論理で武装していた鎧が剥がれ落ち、中身の脆い自我が晒されている気分だ。

2.物語による治癒

「……ううん。ケイちゃんは子供じゃないよ」

ミサキが隣に座り、そっと俺の頭を引き寄せた。

抵抗する気力もなく、俺は彼女の膝に頭を預けた。

柔らかい感触。

白いワンピースの布地越しに、体温が伝わってくる。

「ケイちゃんは、誰よりも繊細なだけ。世界の音を全部拾っちゃう高性能なアンテナだから……たまに、スイッチを切らなきゃいけないの」

ミサキは俺の髪を優しく梳きながら、近くにあった本を手に取った。

それは、彼女が選んだ絵本『モモ』だった。

「……聞いててね」

彼女は静かに朗読を始めた。

抑揚の効いた、鈴を転がすような声。

『時間は、生きるということ、そのものなのです。そして、人のいのちは心を住みかとしているのです』

その声は、論理的な意味を超えて、音楽のように俺の中に染み込んでいった。

カントの批判も、ヘーゲルの弁証法もいらない。

ただ、肯定的な「物語」のリズムだけが、ささくれ立った俺の神経を修復していく。

「……ミサキ」

「ん?」

「……お前の声は、いいな」

「ふふ、ありがとう」

俺は目を閉じた。

暗闇はもう怖くない。

そこには「無」ではなく、ミサキという「存在」があるからだ。

3.再起の時

どれくらい時間が経っただろうか。

俺の呼吸は完全に整い、頭の中の霧も晴れていた。

「……復活したか?」

「うん。顔色、良くなったよ」

俺は身を起こし、眼鏡をかけ直した。

膝枕の温もりが消えて少し寂しかったが、今はそれ以上に、身体の芯に力が満ちているのを感じた。

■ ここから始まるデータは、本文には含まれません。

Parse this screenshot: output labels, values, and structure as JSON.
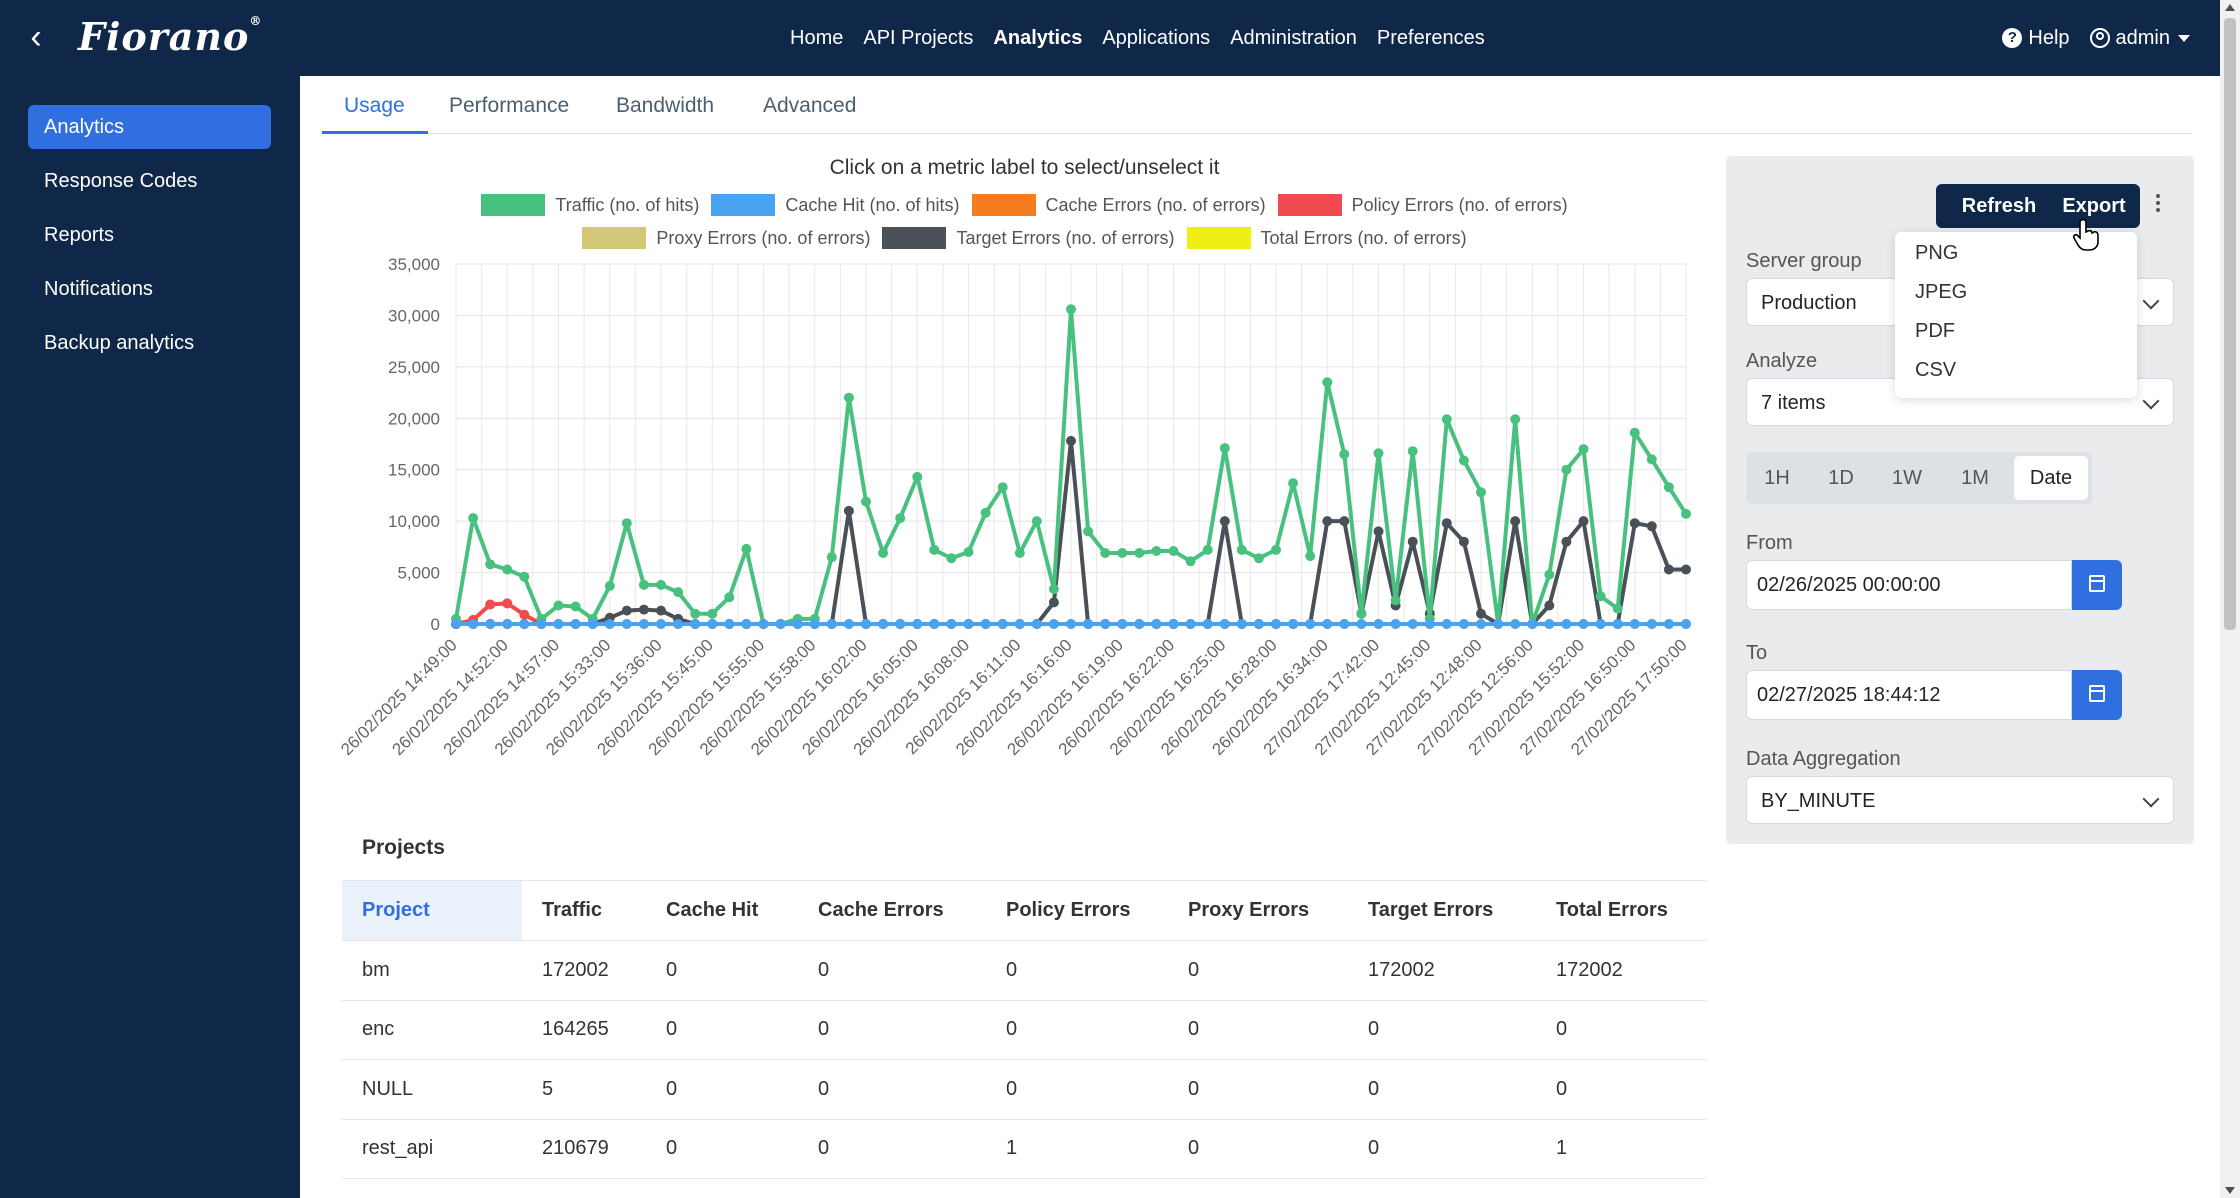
{
  "header": {
    "logo_text": "Fiorano",
    "logo_mark": "®",
    "nav": [
      "Home",
      "API Projects",
      "Analytics",
      "Applications",
      "Administration",
      "Preferences"
    ],
    "active_nav": "Analytics",
    "help_label": "Help",
    "user_label": "admin"
  },
  "sidebar": {
    "items": [
      {
        "label": "Analytics",
        "active": true
      },
      {
        "label": "Response Codes"
      },
      {
        "label": "Reports"
      },
      {
        "label": "Notifications"
      },
      {
        "label": "Backup analytics"
      }
    ]
  },
  "tabs": [
    "Usage",
    "Performance",
    "Bandwidth",
    "Advanced"
  ],
  "active_tab": "Usage",
  "chart_hint": "Click on a metric label to select/unselect it",
  "chart_data": {
    "type": "line",
    "ylim": [
      0,
      35000
    ],
    "yticks": [
      "35,000",
      "30,000",
      "25,000",
      "20,000",
      "15,000",
      "10,000",
      "5,000",
      "0"
    ],
    "x_tick_labels": [
      "26/02/2025 14:49:00",
      "26/02/2025 14:52:00",
      "26/02/2025 14:57:00",
      "26/02/2025 15:33:00",
      "26/02/2025 15:36:00",
      "26/02/2025 15:45:00",
      "26/02/2025 15:55:00",
      "26/02/2025 15:58:00",
      "26/02/2025 16:02:00",
      "26/02/2025 16:05:00",
      "26/02/2025 16:08:00",
      "26/02/2025 16:11:00",
      "26/02/2025 16:16:00",
      "26/02/2025 16:19:00",
      "26/02/2025 16:22:00",
      "26/02/2025 16:25:00",
      "26/02/2025 16:28:00",
      "26/02/2025 16:34:00",
      "27/02/2025 17:42:00",
      "27/02/2025 12:45:00",
      "27/02/2025 12:48:00",
      "27/02/2025 12:56:00",
      "27/02/2025 15:52:00",
      "27/02/2025 16:50:00",
      "27/02/2025 17:50:00"
    ],
    "legend_rows": [
      [
        0,
        1,
        2,
        3
      ],
      [
        4,
        5,
        6
      ]
    ],
    "series": [
      {
        "name": "Traffic (no. of hits)",
        "color": "#48c17f",
        "values": [
          500,
          10300,
          5800,
          5300,
          4600,
          500,
          1800,
          1700,
          500,
          3700,
          9800,
          3800,
          3800,
          3100,
          1000,
          1000,
          2600,
          7300,
          0,
          0,
          500,
          500,
          6500,
          22000,
          11900,
          6900,
          10300,
          14300,
          7200,
          6400,
          7000,
          10800,
          13300,
          6900,
          10000,
          3400,
          30600,
          9000,
          6900,
          6900,
          6900,
          7100,
          7100,
          6100,
          7200,
          17100,
          7200,
          6400,
          7200,
          13700,
          6600,
          23500,
          16500,
          1000,
          16600,
          2300,
          16800,
          500,
          19900,
          15900,
          12800,
          0,
          19900,
          0,
          4800,
          15000,
          17000,
          2700,
          1500,
          18600,
          16000,
          13300,
          10700
        ]
      },
      {
        "name": "Cache Hit (no. of hits)",
        "color": "#4aa3f0",
        "values": [
          0,
          0,
          0,
          0,
          0,
          0,
          0,
          0,
          0,
          0,
          0,
          0,
          0,
          0,
          0,
          0,
          0,
          0,
          0,
          0,
          0,
          0,
          0,
          0,
          0,
          0,
          0,
          0,
          0,
          0,
          0,
          0,
          0,
          0,
          0,
          0,
          0,
          0,
          0,
          0,
          0,
          0,
          0,
          0,
          0,
          0,
          0,
          0,
          0,
          0,
          0,
          0,
          0,
          0,
          0,
          0,
          0,
          0,
          0,
          0,
          0,
          0,
          0,
          0,
          0,
          0,
          0,
          0,
          0,
          0,
          0,
          0,
          0
        ]
      },
      {
        "name": "Cache Errors (no. of errors)",
        "color": "#f57c1f",
        "values": [
          0,
          0,
          0,
          0,
          0,
          0,
          0,
          0,
          0,
          0,
          0,
          0,
          0,
          0,
          0,
          0,
          0,
          0,
          0,
          0,
          0,
          0,
          0,
          0,
          0,
          0,
          0,
          0,
          0,
          0,
          0,
          0,
          0,
          0,
          0,
          0,
          0,
          0,
          0,
          0,
          0,
          0,
          0,
          0,
          0,
          0,
          0,
          0,
          0,
          0,
          0,
          0,
          0,
          0,
          0,
          0,
          0,
          0,
          0,
          0,
          0,
          0,
          0,
          0,
          0,
          0,
          0,
          0,
          0,
          0,
          0,
          0,
          0
        ]
      },
      {
        "name": "Policy Errors (no. of errors)",
        "color": "#f04a50",
        "values": [
          0,
          400,
          1900,
          2000,
          900,
          0,
          0,
          0,
          0,
          0,
          0,
          0,
          0,
          0,
          0,
          0,
          0,
          0,
          0,
          0,
          0,
          0,
          0,
          0,
          0,
          0,
          0,
          0,
          0,
          0,
          0,
          0,
          0,
          0,
          0,
          0,
          0,
          0,
          0,
          0,
          0,
          0,
          0,
          0,
          0,
          0,
          0,
          0,
          0,
          0,
          0,
          0,
          0,
          0,
          0,
          0,
          0,
          0,
          0,
          0,
          0,
          0,
          0,
          0,
          0,
          0,
          0,
          0,
          0,
          0,
          0,
          0,
          0
        ]
      },
      {
        "name": "Proxy Errors (no. of errors)",
        "color": "#d3c878",
        "values": [
          0,
          0,
          0,
          0,
          0,
          0,
          0,
          0,
          0,
          0,
          0,
          0,
          0,
          0,
          0,
          0,
          0,
          0,
          0,
          0,
          0,
          0,
          0,
          0,
          0,
          0,
          0,
          0,
          0,
          0,
          0,
          0,
          0,
          0,
          0,
          0,
          0,
          0,
          0,
          0,
          0,
          0,
          0,
          0,
          0,
          0,
          0,
          0,
          0,
          0,
          0,
          0,
          0,
          0,
          0,
          0,
          0,
          0,
          0,
          0,
          0,
          0,
          0,
          0,
          0,
          0,
          0,
          0,
          0,
          0,
          0,
          0,
          0
        ]
      },
      {
        "name": "Target Errors (no. of errors)",
        "color": "#4a5058",
        "values": [
          0,
          0,
          0,
          0,
          0,
          0,
          0,
          0,
          0,
          600,
          1300,
          1400,
          1300,
          500,
          0,
          0,
          0,
          0,
          0,
          0,
          0,
          0,
          0,
          11000,
          0,
          0,
          0,
          0,
          0,
          0,
          0,
          0,
          0,
          0,
          0,
          2100,
          17800,
          0,
          0,
          0,
          0,
          0,
          0,
          0,
          0,
          10000,
          0,
          0,
          0,
          0,
          0,
          10000,
          10000,
          1000,
          9000,
          1800,
          8000,
          1000,
          9800,
          8000,
          1000,
          0,
          10000,
          0,
          1800,
          8000,
          10000,
          0,
          0,
          9800,
          9500,
          5300,
          5300
        ]
      },
      {
        "name": "Total Errors (no. of errors)",
        "color": "#eef014",
        "values": [
          0,
          0,
          0,
          0,
          0,
          0,
          0,
          0,
          0,
          0,
          0,
          0,
          0,
          0,
          0,
          0,
          0,
          0,
          0,
          0,
          0,
          0,
          0,
          0,
          0,
          0,
          0,
          0,
          0,
          0,
          0,
          0,
          0,
          0,
          0,
          0,
          0,
          0,
          0,
          0,
          0,
          0,
          0,
          0,
          0,
          0,
          0,
          0,
          0,
          0,
          0,
          0,
          0,
          0,
          0,
          0,
          0,
          0,
          0,
          0,
          0,
          0,
          0,
          0,
          0,
          0,
          0,
          0,
          0,
          0,
          0,
          0,
          0
        ]
      }
    ]
  },
  "projects": {
    "title": "Projects",
    "columns": [
      "Project",
      "Traffic",
      "Cache Hit",
      "Cache Errors",
      "Policy Errors",
      "Proxy Errors",
      "Target Errors",
      "Total Errors"
    ],
    "rows": [
      [
        "bm",
        "172002",
        "0",
        "0",
        "0",
        "0",
        "172002",
        "172002"
      ],
      [
        "enc",
        "164265",
        "0",
        "0",
        "0",
        "0",
        "0",
        "0"
      ],
      [
        "NULL",
        "5",
        "0",
        "0",
        "0",
        "0",
        "0",
        "0"
      ],
      [
        "rest_api",
        "210679",
        "0",
        "0",
        "1",
        "0",
        "0",
        "1"
      ]
    ]
  },
  "panel": {
    "refresh_label": "Refresh",
    "export_label": "Export",
    "server_group_label": "Server group",
    "server_group_value": "Production",
    "analyze_label": "Analyze",
    "analyze_value": "7 items",
    "ranges": [
      "1H",
      "1D",
      "1W",
      "1M",
      "Date"
    ],
    "active_range": "Date",
    "from_label": "From",
    "from_value": "02/26/2025 00:00:00",
    "to_label": "To",
    "to_value": "02/27/2025 18:44:12",
    "aggregation_label": "Data Aggregation",
    "aggregation_value": "BY_MINUTE"
  },
  "export_menu": [
    "PNG",
    "JPEG",
    "PDF",
    "CSV"
  ]
}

「……ありがとう、ミサキ。お前がいなかったら、俺は今頃バックヤードで廃人になっていた」

「どういたしまして。……私ね、役に立てて嬉しいの」

ミサキははにかんだ。

「いつもはケイちゃんが、難しい言葉で私を守ってくれるから。今日は私が、物語でケイちゃんを守りたかったんだ」

「……ああ。お前は最強の守護者だ」

俺は立ち上がり、作業着の埃を払った。

時計を見る。もうすぐ16時。

校長へのプレゼンの時間が迫っている。

「さて。行くか、ミサキ」

俺は彼女に手を差し出した。

「俺たちの『迷宮』がどれほど素晴らしいか、あの堅物校長に論理的に叩き込んでやる。……お前の選んだ本の力も借りてな」

「うん! 行こう、ケイちゃん!」

ミサキが俺の手を握り返す。

その手は小さくて柔らかいが、俺を現実世界に繋ぎ止めるための、何よりも強靭な「命綱」だった。

俺たちは図書室を出た。

扉の向こうには、まだ祭りの熱狂が待っている。

だが、もう恐れることはない。

俺の隣には、世界を翻訳してくれる「語り部」がいるのだから。